Pedaling a bike doesn't have to be difficult...

I've been getting quite a few compact and triple conversions - four in the last couple weeks. Seems folks aren't as keen on turning pedals on old 52/42 cranksets or even 53/39. Out here in West Marin, we've got our fare share of hills that, except for the exceptionally fit, are nicely tamed with compact or triple road cranks.
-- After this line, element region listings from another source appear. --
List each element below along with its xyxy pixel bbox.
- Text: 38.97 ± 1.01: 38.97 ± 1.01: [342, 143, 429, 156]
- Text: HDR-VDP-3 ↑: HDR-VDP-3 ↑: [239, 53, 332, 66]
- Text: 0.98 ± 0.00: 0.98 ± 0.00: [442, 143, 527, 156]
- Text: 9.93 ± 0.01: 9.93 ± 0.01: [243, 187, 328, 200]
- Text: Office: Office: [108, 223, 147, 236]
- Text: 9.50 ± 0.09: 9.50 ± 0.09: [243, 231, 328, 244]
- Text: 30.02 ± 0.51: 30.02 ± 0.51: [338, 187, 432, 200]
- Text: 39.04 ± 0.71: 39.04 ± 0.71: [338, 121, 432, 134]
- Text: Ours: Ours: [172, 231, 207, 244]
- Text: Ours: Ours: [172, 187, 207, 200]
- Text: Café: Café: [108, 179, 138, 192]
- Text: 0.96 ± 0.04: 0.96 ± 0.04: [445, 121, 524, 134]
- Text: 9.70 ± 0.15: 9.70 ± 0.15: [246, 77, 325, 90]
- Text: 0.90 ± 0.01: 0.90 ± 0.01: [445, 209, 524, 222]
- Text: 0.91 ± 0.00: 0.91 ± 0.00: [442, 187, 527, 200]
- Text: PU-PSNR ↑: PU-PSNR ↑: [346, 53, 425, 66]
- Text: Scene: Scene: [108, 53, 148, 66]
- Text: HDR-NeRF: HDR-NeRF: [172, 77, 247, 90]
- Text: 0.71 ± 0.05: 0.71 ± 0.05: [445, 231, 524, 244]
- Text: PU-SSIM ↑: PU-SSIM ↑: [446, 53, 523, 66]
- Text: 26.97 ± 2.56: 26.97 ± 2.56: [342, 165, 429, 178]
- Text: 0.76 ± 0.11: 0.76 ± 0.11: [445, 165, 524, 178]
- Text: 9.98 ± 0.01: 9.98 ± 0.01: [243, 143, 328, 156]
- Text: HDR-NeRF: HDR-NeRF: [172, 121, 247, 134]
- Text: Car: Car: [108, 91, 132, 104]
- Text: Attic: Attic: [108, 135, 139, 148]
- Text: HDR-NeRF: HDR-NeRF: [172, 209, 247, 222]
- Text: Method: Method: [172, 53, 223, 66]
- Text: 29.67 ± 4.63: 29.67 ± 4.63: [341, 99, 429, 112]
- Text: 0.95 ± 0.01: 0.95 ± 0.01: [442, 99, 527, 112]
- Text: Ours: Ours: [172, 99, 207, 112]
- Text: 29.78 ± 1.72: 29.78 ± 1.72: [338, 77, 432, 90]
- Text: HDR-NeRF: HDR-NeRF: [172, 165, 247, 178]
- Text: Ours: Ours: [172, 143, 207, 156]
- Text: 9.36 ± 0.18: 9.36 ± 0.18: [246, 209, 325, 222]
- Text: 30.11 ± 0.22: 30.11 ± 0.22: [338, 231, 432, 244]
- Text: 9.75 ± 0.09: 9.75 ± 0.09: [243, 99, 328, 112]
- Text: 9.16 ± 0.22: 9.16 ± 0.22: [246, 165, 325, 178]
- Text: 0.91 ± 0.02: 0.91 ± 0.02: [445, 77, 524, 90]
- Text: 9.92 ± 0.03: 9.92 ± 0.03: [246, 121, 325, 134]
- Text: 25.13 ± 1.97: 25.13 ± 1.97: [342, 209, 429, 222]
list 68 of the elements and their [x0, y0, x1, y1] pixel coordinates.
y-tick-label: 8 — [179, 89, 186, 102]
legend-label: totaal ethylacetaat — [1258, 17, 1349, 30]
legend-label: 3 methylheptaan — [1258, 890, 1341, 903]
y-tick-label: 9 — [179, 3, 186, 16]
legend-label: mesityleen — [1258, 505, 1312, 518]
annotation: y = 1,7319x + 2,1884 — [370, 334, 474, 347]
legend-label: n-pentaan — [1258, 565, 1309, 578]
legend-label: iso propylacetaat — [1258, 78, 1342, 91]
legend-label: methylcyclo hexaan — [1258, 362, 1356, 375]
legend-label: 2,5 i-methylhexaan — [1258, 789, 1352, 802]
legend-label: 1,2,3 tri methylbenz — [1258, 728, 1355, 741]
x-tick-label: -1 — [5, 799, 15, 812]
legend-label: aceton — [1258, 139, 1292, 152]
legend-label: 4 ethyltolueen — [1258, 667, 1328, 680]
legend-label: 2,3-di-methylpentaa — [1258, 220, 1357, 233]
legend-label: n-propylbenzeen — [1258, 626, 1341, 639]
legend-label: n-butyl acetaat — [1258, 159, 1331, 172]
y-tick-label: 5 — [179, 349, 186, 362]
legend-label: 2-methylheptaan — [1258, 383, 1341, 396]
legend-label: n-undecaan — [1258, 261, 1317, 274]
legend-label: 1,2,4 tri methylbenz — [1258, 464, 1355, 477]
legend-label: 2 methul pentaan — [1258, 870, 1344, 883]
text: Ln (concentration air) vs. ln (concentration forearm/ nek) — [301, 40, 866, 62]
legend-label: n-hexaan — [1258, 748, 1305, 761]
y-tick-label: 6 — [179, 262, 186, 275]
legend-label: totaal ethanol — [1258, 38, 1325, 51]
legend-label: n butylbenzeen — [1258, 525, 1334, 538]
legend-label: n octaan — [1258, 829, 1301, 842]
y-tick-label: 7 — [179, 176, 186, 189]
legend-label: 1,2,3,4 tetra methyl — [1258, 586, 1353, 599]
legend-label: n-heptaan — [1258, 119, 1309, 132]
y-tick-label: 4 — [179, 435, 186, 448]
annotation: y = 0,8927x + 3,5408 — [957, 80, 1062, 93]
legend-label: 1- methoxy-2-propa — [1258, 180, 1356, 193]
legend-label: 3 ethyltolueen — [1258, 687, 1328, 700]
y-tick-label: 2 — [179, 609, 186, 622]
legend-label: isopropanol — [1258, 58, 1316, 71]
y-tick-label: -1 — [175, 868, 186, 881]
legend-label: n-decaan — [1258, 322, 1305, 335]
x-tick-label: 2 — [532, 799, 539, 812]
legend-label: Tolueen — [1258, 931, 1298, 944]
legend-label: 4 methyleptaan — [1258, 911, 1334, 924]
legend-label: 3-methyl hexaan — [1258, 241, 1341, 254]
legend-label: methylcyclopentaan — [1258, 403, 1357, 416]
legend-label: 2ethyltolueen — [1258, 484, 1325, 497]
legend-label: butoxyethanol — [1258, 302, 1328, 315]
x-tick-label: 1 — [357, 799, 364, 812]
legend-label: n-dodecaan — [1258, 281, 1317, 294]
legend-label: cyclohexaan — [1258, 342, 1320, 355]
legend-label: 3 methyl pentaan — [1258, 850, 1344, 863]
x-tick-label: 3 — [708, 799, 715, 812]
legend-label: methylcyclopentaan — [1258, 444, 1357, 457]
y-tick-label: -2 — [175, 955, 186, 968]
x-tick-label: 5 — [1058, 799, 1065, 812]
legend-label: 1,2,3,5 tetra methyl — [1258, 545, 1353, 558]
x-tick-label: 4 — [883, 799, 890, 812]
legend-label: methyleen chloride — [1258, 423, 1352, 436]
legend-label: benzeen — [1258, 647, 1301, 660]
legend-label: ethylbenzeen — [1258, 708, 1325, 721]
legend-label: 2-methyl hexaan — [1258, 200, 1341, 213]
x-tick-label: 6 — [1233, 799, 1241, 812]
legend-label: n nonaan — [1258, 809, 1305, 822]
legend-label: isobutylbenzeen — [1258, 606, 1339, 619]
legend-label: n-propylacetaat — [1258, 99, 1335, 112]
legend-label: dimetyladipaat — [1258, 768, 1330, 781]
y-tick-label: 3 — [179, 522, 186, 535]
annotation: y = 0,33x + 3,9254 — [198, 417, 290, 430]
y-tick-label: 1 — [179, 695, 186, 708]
The difficult thing about most of these recent conversions is that the bikes are all older 6 or 7-speed drivetrains and the only new parts that are available are for 10-speed. I'd love to find a nice cold-forged, square taper triple with 110/74 bolt circle with 52/38/30 chainrings. For now, I've got to find a Shimano Sora triple for a customer's bike, but it seems they are out of stock (and not scheduled to be available until January - ouch!).

Here's a really nice fillet-brazed Otis Guy that I converted to Shimano Ultegra SL triple cranks. This bike came in with a nice Campy 53/39 (that went onto his other bike replaceing a 52/42), Sachs 7-speed freewheel, and Dura-Ace 8 speed down tube shifters. On went a new Ultegra SL triple, Ultegra derailleurs for triple. Stayed on the bike were the Dura Ace 8-speed down tube shifters and Sachs 7-speed freewheel. Connecting the cranks to the freewheel is a new SRAM 8-speed chain.

I had some issues getting the 8-speed shifters to move the derailleur. It worked well between the first 5 cogs, but between the final 2, it required too much fiddling for me (but was something the owner worked around for the past many years). It had the original Dura Ace braided cable and spiral wound brake type casing. I swapped this out for a new SIS cable and compressionless casing and, bam!, worked like a champ. I have an old Sachs 8-speed freewheel and measured the cog spacing and found it was the same as the 7-speed spacing, so figured, the indexing of the 8-speed shifter should be compatible no the 7-speed freewheel. Bingo!

The bike turned out really nice. I really like taking older bikes like this and updating them with new parts. It's like giving the bike a new breath of life - and a nice bike like this deserves to keep on rolling.